Introduction
This article presents how to watch XML type data periodically. It is useful to watch real-time changing data (which is commonly seen in remote debugging or QA Tool).
XML represents tree-structured data efficiently, so XmlWatch uses TreeView to show the tree-structured data. It supports expand/shrink specific part of tree nodes easily using plus/minus icon.
Background
The idea of this program originated from GNU watch, which is used to watch specific program's output over time.
http://support.microsoft.com/kb/317597 was also helpful to put XML into TreeView.
How It Works (Briefly)
XmlWatch doesn't show all the XML attributes. It only shows node's name and value type data. but you can modify XmlWatch to see all the XML attributes.
XmlWatch doesn't need XML data to be well-formed, but the data should be valid XML document. Otherwise, XML Parser throws exception and GUI shows nothing.
- Time period is hard-coded in
Form1 UI Code.
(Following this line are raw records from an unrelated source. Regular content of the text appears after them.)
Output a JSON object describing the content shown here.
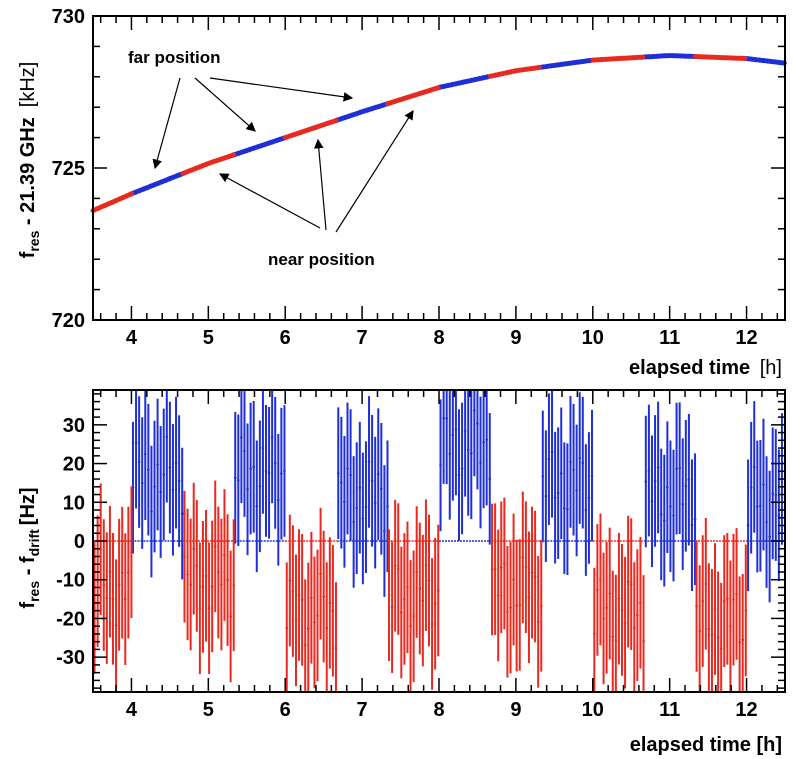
{
  "colors": {
    "far": "#1f2fd6",
    "near": "#e8291f",
    "axis": "#000000"
  },
  "chart_data": [
    {
      "type": "scatter",
      "xlabel": "elapsed time",
      "xunit": "[h]",
      "ylabel_main": "f",
      "ylabel_sub": "res",
      "ylabel_rest": " - 21.39 GHz",
      "yunit": "[kHz]",
      "xlim": [
        3.5,
        12.5
      ],
      "ylim": [
        720,
        730
      ],
      "x_ticks": [
        "4",
        "5",
        "6",
        "7",
        "8",
        "9",
        "10",
        "11",
        "12"
      ],
      "y_ticks": [
        "720",
        "725",
        "730"
      ],
      "grid": false,
      "annotations": {
        "far": "far position",
        "near": "near position"
      },
      "series": [
        {
          "name": "far position",
          "color_key": "far",
          "segments": [
            [
              4.0,
              4.67
            ],
            [
              5.33,
              6.0
            ],
            [
              6.67,
              7.33
            ],
            [
              8.0,
              8.67
            ],
            [
              9.33,
              10.0
            ],
            [
              10.67,
              11.33
            ],
            [
              12.0,
              12.5
            ]
          ]
        },
        {
          "name": "near position",
          "color_key": "near",
          "segments": [
            [
              3.5,
              4.0
            ],
            [
              4.67,
              5.33
            ],
            [
              6.0,
              6.67
            ],
            [
              7.33,
              8.0
            ],
            [
              8.67,
              9.33
            ],
            [
              10.0,
              10.67
            ],
            [
              11.33,
              12.0
            ]
          ]
        }
      ],
      "curve": {
        "x": [
          3.5,
          4.0,
          5.0,
          6.0,
          7.0,
          8.0,
          9.0,
          10.0,
          11.0,
          11.5,
          12.0,
          12.5
        ],
        "y": [
          723.6,
          724.15,
          725.15,
          726.0,
          726.85,
          727.65,
          728.2,
          728.55,
          728.7,
          728.65,
          728.6,
          728.45
        ]
      }
    },
    {
      "type": "scatter",
      "xlabel": "elapsed time [h]",
      "ylabel_main": "f",
      "ylabel_sub1": "res",
      "ylabel_mid": " - f",
      "ylabel_sub2": "drift",
      "yunit": "[Hz]",
      "xlim": [
        3.5,
        12.5
      ],
      "ylim": [
        -39,
        39
      ],
      "x_ticks": [
        "4",
        "5",
        "6",
        "7",
        "8",
        "9",
        "10",
        "11",
        "12"
      ],
      "y_ticks": [
        "-30",
        "-20",
        "-10",
        "0",
        "10",
        "20",
        "30"
      ],
      "grid": false,
      "error_bar_halfwidth": 17,
      "series": [
        {
          "name": "far position",
          "color_key": "far",
          "segments": [
            {
              "start": 4.0,
              "end": 4.67,
              "offset": 17
            },
            {
              "start": 5.33,
              "end": 6.0,
              "offset": 18
            },
            {
              "start": 6.67,
              "end": 7.33,
              "offset": 12
            },
            {
              "start": 8.0,
              "end": 8.67,
              "offset": 25
            },
            {
              "start": 9.33,
              "end": 10.0,
              "offset": 15
            },
            {
              "start": 10.67,
              "end": 11.33,
              "offset": 12
            },
            {
              "start": 12.0,
              "end": 12.5,
              "offset": 10
            }
          ]
        },
        {
          "name": "near position",
          "color_key": "near",
          "segments": [
            {
              "start": 3.5,
              "end": 4.0,
              "offset": -12
            },
            {
              "start": 4.67,
              "end": 5.33,
              "offset": -10
            },
            {
              "start": 6.0,
              "end": 6.67,
              "offset": -18
            },
            {
              "start": 7.33,
              "end": 8.0,
              "offset": -14
            },
            {
              "start": 8.67,
              "end": 9.33,
              "offset": -12
            },
            {
              "start": 10.0,
              "end": 10.67,
              "offset": -18
            },
            {
              "start": 11.33,
              "end": 12.0,
              "offset": -20
            }
          ]
        }
      ]
    }
  ]
}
Currently timer is set to tick every second, so XML is retrieved every second.
- Only the changed part is highlighted if partial change occurred. and the highlighting would fade smoothly when it doesn't change more. User can see the difference easily.
Using the Code
ISubject and SimpleSubject is the interface class which provides XML data to UI class. A simple example below shows how to use this program. Only overriding Run() method is all you need to do. If you want to use callback-type implementation, you can use ISubject interface...
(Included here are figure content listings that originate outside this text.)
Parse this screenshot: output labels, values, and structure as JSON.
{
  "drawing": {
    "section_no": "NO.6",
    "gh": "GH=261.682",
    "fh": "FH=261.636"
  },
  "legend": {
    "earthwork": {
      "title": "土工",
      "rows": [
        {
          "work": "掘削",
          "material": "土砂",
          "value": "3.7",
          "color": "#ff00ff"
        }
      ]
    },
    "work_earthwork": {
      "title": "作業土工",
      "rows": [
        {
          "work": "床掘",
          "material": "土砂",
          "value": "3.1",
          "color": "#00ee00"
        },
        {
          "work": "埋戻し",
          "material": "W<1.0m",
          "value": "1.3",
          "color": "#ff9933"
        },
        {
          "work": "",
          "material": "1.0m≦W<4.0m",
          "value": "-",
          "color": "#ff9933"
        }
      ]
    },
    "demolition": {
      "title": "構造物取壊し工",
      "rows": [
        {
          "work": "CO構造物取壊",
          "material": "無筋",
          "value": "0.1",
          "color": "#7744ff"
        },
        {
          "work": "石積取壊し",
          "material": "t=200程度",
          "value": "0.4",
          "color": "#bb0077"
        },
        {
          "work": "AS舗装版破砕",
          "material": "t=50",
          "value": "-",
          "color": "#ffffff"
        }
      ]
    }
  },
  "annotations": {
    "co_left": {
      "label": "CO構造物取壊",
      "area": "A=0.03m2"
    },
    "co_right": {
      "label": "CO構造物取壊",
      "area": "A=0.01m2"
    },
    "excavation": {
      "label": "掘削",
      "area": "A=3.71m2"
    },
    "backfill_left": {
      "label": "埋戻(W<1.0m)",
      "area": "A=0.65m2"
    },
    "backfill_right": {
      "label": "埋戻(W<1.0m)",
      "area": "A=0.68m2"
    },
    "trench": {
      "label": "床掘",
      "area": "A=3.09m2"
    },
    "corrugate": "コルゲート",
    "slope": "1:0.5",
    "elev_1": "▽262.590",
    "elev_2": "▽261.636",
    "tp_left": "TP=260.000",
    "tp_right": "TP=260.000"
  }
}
public class SimpleTest : SimpleSubject
{
private int count = 0;
public override XmlDocument Run()
{
XmlDocument doc = new XmlDocument();
doc.LoadXml("<child>It is test</child><child2>" + count + "</child2>");
count += 1;
return doc;
}
}
... and all we need to do is bind that Subject class into UI. Currently it is done by static object Program.XmlSupplier which is used by UI periodically. You can modify the code below to set your own XML data:
public static ISubject XmlSupplier =
new SimpleTest();
One good use of XmlWatch is combining with boost::serialization. Because boost::serialization supports XML exporting, the user can make her/his big structured data into XML and watch it periodically using XmlWatch. Example code is shown below:
struct inner
{
int a,b,c;
};
struct outer
{
int aa,bb;
inner indata;
};
BOOST_SERIALIZATION_SPLIT_FREE(inner);
BOOST_SERIALIZATION_SPLIT_FREE(outer);
namespace boost { namespace serialization {
template<class>
void save(Archive &ar, const inner &data, const unsigned int version)
{
ar & BOOST_SERIALIZATION_NVP(data.a);
ar & BOOST_SERIALIZATION_NVP(data.b);
ar & BOOST_SERIALIZATION_NVP(data.c);
}
template<class>
void save(Archive &ar, const outer &data, const unsigned int version)
{
ar & BOOST_SERIALIZATION_NVP(data.aa);
ar & BOOST_SERIALIZATION_NVP(data.bb);
ar & BOOST_SERIALIZATION_NVP(data.indata);
}
}}
int main(void)
{
ofstream fout("output.xml");
boost::archive::xml_oarchive oa(fout, boost::archive::no_header);
outer data;
data.aa=1;
data.bb=3;
data.indata.a = data.indata.b = data.indata.c = 5;
oa << BOOST_SERIALIZATION_NVP(data);
}
Sample test C++ code is included in the source code. It needs boost library which can be downloaded here.
Points of Interest
Implementation of color animation is slow and flickering. I turned on double buffering, but it doesn't fix the issue when it shows over 200+ rows.